Do you toss and turn at night, yearning for a good night’s sleep?
According to the Centers for Disease Control, an estimated 50 million to 70 million American adults have a sleep or wakefulness disorder that can affect their lives in serious ways. Chronic diseases such as diabetes, depression, high blood pressure, cancer and obesity are linked to poor sleep, as are car accidents, industrial disasters, occupational and medical errors as well as reduced quality of life and productivity. It’s so bad that the CDC has pegged insufficient sleep as an American public health epidemic.
Many of us turn to sleeping pills or other medication aids. But a new study touted as “the most thorough review of the data to date” says popping pills might not be the most effective way to get some quality zzzzzs. Instead, try changing your attitude and behavior about sleep.
“We found that cognitive behavioral therapy for insomnia helped patients enter sleep about 20 minutes faster and improves sleep efficiency by almost 10%,” said study author Dr. James Trauer of the Melbourne Sleep Disorders Center.
“While a pill might seem easier in the moment, it doesn’t help you improve the situation overall,” said Nadine Kaslow, a professor in the Department of Psychiatry and Behavioral Sciences at Emory University School of Medicine. “And there are side effects to many of these medications — like a drowsy hangover or having a hard time getting up.”
“But the worst part is that many of these meds are very addictive, and people get stuck on something for life,” added Kaslow. “So I really recommend to people that they try cognitive behavioral therapy techniques first, and see how those work for them.”
Cognitive behavior therapy is a psychological treatment that focuses on changing specific behaviors and thinking processes. For example, when it comes to sleep, CBT would tackle unrealistic expectations about getting enough shut-eye, give sleep hygiene recommendations and offer relaxation techniques as well as stimulus control.
“All of those things fit under cognitive behavioral therapy,” said Kaslow. “For example, if you take stimulus control therapy, what this does it help remove the factors that might condition your mind to resist sleep. You might coach someone to set a consistent bed time and wake time, to avoid naps, to only use the bed when they are going to sleep or be intimate with a partner.”
Turns out one of the worst things you can do is stay in bed if you can’t sleep. Sleep experts such Kaslow and Trauer want you to get up and leave the room if you’ve not fallen asleep within 20 minutes and only go back to bed when you are sleepy.
“If you can’t sleep, it’s better to get up and be productive, or do something relaxing than to be stressed out that you’re not sleeping,” said Kaslow. “Relaxation training is really helpful. You can do meditation when you wake up, muscle relaxation, even sleep imagery, such as imagining yourself in a safe place that is quiet and calm.”
“It works because it gets to the core of the problem which is frustration with time spent awake in bed,” added Trauer.
Good sleep hygiene, say the experts, also looks at your basic lifestyle habits.
So, for example, you don’t want to smoke or drink too much or have caffeine late in the day. You want to be sure you’re getting regular exercise.
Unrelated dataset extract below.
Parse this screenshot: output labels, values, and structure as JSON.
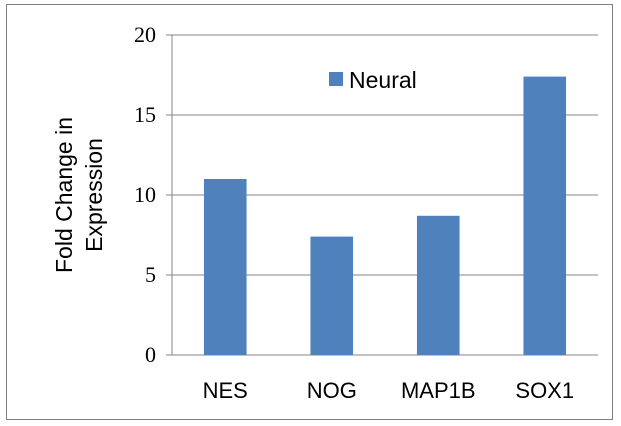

And it also means winding down before you go to sleep. So don’t check your email or Facebook on your smartphone or computer just before bed because the light can stimulate your senses.
“And avoid having a really stressful phone call or interaction right before you go to sleep,” adds Kaslow. “You want to keep your bedroom quiet, dark and cool — at the right temperature for you. And if you struggle with insomnia, you certainly don’t want to have the TV in your bedroom.”
CBT sleep therapies are especially helpful for the 10% to 15% of Americans that have chronic insomnia, often connected to chronic stress, depression or anxiety, and pain or discomfort at night. But experts agree the techniques should work for anyone who wants to rest easier.
“I’m often surprised by how many different treatments patients have tried,” said Trauer. “From herbal supplements to Internet resources to medications, without ever having tried cognitive behavioral therapy for insomnia.”
“It does take patience, you have to make a commitment to it, but what this study shows is that it has tremendous benefits,” adds Kaslow. “People’s sleep is much better quality and more efficient, they go to bed and [go] to sleep more quickly, and what’s really important is that there are no bad side effects, no down side.”
If you’re interested in giving CBT a try, reach out to your regional psychological association for local resources. The Association for Behavioral and Cognitive Therapies has a tip sheet on questions to ask as you make your decision.